L’histoire des révoltes montre les luttes incessantes de la paysannerie consciente contre l’ordre des dominants. Au moment de la Commune de Paris, trois Français sur quatre sont des ruraux. Pourtant le rendez-vous manqué avec cette paysannerie est un fait déterminant. Des jalons historiques permettent de faire cette histoire, par une approche rigoureuse à même d’appréhender sa réalité.
La nécessité d’une connaissance historique de l’espace rural.

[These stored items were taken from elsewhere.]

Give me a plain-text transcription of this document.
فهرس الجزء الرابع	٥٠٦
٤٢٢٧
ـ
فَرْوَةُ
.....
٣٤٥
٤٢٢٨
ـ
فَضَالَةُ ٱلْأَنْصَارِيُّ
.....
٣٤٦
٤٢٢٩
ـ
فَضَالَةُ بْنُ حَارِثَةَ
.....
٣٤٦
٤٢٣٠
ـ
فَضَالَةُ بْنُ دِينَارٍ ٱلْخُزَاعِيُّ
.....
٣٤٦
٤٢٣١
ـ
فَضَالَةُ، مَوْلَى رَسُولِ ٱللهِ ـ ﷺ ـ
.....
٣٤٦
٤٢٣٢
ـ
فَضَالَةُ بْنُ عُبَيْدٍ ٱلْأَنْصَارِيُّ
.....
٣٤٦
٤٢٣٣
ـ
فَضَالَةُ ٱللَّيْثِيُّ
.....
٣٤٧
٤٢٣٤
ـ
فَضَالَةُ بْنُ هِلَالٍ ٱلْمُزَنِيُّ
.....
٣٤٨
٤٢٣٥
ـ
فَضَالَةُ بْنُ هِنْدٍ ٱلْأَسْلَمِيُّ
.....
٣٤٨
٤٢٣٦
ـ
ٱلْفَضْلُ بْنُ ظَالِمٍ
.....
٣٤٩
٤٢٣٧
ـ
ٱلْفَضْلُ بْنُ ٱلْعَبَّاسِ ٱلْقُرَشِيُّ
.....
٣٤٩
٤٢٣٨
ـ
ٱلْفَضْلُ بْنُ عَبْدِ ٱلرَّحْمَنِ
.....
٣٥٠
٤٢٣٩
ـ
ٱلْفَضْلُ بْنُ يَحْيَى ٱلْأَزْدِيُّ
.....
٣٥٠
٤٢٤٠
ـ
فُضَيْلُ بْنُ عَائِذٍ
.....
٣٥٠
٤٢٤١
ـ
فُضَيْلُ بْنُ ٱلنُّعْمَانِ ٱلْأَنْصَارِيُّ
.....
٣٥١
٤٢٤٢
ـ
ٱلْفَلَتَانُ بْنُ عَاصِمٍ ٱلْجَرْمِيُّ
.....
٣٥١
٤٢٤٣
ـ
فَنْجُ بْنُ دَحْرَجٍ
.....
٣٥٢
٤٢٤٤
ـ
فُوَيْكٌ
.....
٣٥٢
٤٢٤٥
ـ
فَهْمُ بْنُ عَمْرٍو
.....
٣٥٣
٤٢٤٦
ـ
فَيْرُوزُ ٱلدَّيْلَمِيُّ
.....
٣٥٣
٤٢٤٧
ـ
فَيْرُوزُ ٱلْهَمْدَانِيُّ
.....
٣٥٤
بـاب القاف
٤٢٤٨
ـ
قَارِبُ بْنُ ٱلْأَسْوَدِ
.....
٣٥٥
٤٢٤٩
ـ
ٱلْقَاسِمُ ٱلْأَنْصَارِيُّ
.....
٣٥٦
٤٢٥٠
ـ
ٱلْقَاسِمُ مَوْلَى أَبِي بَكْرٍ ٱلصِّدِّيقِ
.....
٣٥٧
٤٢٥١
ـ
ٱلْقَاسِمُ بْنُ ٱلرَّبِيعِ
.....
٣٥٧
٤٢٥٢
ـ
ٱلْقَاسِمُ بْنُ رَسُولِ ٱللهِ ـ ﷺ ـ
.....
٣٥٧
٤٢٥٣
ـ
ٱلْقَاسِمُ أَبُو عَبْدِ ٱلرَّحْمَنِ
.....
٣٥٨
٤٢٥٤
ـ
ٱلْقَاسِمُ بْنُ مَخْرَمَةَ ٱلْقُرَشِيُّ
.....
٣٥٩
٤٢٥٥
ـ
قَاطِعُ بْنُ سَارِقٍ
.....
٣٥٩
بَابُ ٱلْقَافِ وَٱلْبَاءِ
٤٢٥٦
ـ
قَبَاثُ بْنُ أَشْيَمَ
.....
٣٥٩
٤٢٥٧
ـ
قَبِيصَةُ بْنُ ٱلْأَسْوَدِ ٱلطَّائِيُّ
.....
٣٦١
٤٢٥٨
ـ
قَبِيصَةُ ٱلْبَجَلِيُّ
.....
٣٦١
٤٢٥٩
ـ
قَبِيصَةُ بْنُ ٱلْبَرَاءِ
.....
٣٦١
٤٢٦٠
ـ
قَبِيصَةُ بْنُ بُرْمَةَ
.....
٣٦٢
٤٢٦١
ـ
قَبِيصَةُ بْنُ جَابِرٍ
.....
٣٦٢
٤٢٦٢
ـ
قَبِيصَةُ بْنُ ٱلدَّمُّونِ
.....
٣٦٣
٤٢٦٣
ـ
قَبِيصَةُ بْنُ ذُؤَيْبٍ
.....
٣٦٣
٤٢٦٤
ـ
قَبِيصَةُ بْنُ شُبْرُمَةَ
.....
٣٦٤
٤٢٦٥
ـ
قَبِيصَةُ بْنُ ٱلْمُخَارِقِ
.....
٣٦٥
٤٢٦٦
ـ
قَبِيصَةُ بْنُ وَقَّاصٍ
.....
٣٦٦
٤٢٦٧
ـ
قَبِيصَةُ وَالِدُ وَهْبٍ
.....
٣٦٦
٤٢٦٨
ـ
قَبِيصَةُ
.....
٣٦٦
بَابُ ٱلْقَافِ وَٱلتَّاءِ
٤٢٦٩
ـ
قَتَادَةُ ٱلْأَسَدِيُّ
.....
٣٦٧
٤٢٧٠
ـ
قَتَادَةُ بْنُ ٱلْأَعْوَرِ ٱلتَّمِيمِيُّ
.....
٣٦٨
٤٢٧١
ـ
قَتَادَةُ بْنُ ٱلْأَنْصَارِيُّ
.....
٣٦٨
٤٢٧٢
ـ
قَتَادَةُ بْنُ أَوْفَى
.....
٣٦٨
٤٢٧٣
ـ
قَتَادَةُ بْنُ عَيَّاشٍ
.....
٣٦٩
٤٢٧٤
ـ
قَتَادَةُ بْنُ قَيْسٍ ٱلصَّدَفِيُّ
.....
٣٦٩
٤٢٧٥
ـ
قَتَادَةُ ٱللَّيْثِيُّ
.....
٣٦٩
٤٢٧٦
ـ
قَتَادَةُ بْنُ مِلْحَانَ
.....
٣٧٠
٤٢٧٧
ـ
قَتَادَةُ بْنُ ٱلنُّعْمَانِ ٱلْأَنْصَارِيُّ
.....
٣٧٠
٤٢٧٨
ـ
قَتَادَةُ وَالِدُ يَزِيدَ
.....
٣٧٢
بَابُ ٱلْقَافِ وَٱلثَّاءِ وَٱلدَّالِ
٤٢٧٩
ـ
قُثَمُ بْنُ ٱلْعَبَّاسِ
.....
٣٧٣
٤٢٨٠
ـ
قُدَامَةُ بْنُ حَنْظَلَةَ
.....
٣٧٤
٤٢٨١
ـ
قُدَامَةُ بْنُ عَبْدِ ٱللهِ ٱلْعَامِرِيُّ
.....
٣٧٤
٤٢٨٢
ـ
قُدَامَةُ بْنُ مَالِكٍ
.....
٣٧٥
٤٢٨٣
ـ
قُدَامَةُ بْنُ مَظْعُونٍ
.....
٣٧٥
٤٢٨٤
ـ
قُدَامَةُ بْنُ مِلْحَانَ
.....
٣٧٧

Cette connaissance apporte la contextualisation faisant prendre conscience de la spécificité de la province rurale distincte de celle urbaine. Pour chaque espace, les éléments d’étude préalables concernent les facteurs physiques, humains, économiques ; les conditions de vie, de communication, d’information ; les pesanteurs étatiques et religieuses ; le niveau d’instruction ; le degré de politisation, dépendant de l’histoire et des mœurs. Sans oublier la prise en compte du modèle agricole acquis, la petite exploitation, des terres libres et de la tradition d’autonomie communautaire. Tout en ayant une longue pratique des contestations antifiscales, la lente mutation des campagnes explique que l’entrée réelle en politique n’intervient qu’en 1848 avec le suffrage universel masculin : l’électorat rural est capté par les ex-aristocrates repliés sur leurs terres.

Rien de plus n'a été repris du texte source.